Dans sa démence, Alphonse Capone ne peut croire en sa propre légende, et ses souvenirs lui font porter un regard sévère sur l’image du terrible caïd qu’il était. Coupé de sa propre identité, il ne peut trouver de repos dans ses derniers jours et ne cesse de se révolter, de brailler comme « un canard que l’on égorge » et de se condamner.
Assis seul et livré à sa détresse solitaire, alors même que sa famille se prépare à sa mort et à la misère, l’ancien caïd s’isole toujours plus et n’accorde plus le moindre regard à quiconque.

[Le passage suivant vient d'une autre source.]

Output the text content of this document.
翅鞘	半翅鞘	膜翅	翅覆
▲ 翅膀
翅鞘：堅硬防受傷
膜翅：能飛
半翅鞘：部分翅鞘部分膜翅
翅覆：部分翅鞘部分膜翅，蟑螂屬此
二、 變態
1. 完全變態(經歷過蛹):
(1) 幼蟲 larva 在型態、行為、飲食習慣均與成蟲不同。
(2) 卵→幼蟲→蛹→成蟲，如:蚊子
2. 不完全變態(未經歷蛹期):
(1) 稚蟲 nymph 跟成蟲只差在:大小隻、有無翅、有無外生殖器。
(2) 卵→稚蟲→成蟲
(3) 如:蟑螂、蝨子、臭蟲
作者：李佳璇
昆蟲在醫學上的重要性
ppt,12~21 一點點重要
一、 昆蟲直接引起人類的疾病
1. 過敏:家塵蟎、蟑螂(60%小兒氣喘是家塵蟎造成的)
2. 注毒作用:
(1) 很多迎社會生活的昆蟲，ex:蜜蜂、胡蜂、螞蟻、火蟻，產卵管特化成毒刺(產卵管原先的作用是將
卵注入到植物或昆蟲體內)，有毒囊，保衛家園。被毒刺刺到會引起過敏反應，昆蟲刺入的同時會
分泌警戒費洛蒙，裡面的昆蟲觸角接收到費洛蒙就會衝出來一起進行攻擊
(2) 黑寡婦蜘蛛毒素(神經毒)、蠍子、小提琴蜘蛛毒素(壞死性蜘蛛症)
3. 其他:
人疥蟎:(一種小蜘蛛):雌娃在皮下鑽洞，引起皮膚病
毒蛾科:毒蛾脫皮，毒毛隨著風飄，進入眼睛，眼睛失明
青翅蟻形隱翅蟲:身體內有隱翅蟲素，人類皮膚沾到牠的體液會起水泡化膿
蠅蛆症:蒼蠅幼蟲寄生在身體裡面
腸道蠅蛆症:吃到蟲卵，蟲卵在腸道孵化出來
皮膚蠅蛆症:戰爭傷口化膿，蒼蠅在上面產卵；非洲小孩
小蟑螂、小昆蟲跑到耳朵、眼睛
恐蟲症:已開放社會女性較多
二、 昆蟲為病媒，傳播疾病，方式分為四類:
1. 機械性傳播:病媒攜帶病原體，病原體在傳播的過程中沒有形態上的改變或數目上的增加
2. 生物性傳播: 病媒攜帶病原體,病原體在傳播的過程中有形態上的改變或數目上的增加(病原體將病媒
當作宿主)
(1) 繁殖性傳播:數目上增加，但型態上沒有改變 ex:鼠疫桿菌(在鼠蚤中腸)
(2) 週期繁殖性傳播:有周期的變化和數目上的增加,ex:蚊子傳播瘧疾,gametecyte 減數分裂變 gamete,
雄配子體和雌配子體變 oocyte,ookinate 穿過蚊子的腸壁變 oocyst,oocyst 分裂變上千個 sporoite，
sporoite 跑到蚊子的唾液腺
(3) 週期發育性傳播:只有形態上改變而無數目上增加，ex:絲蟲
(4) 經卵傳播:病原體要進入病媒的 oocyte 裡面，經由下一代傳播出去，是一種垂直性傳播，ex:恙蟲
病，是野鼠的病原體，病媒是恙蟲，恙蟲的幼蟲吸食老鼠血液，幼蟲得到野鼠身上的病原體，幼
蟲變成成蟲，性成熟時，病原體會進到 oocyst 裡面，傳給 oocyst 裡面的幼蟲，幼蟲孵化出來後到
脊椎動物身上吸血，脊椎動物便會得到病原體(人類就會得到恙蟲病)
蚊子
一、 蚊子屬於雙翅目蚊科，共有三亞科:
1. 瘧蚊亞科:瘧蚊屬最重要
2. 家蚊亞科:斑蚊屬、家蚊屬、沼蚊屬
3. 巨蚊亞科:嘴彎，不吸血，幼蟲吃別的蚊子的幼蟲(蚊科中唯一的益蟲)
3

Finalement, il ne se rendra même pas compte que son « autre » fils, depuis longtemps perdu de vue, viendra le rejoindre à ses côtés. Et c’est en sentant la chaleur de sa main se refermer sur la sienne que le gangster semblera peut-être trouver enfin la paix.
Capone n’est pas une oeuvre facile à interpréter. Il n’a rien d’un film de gangsters lambda où l’on iconise la figure mafieuse au détriment de tout sens moral. Josh Trank ne s’intéresse que peu à cet archétype surexploité et lui préfère de loin l’analyse psychologique d’une figure historique tristement connue qu’il malmène ici pour mieux la désacraliser. Cela en emmerdera certains, les déçus d’un film qu’ils imaginaient tout autre et qui mettront à l’index les nombreuses inconnues du récit (les motivations du docteur Karlock, la scène d’amour de Johnny) ainsi que les allusions symboliques au passé rêvé de Capone (les fameux tableaux champêtres) qui ne nous sont ici jamais clairement explicitées. D’autres au contraire apprécieront l’audace du cinéaste et de sa vedette et salueront l’étrange singularité d’une oeuvre hélas passée inaperçue et déjà trop mésestimée.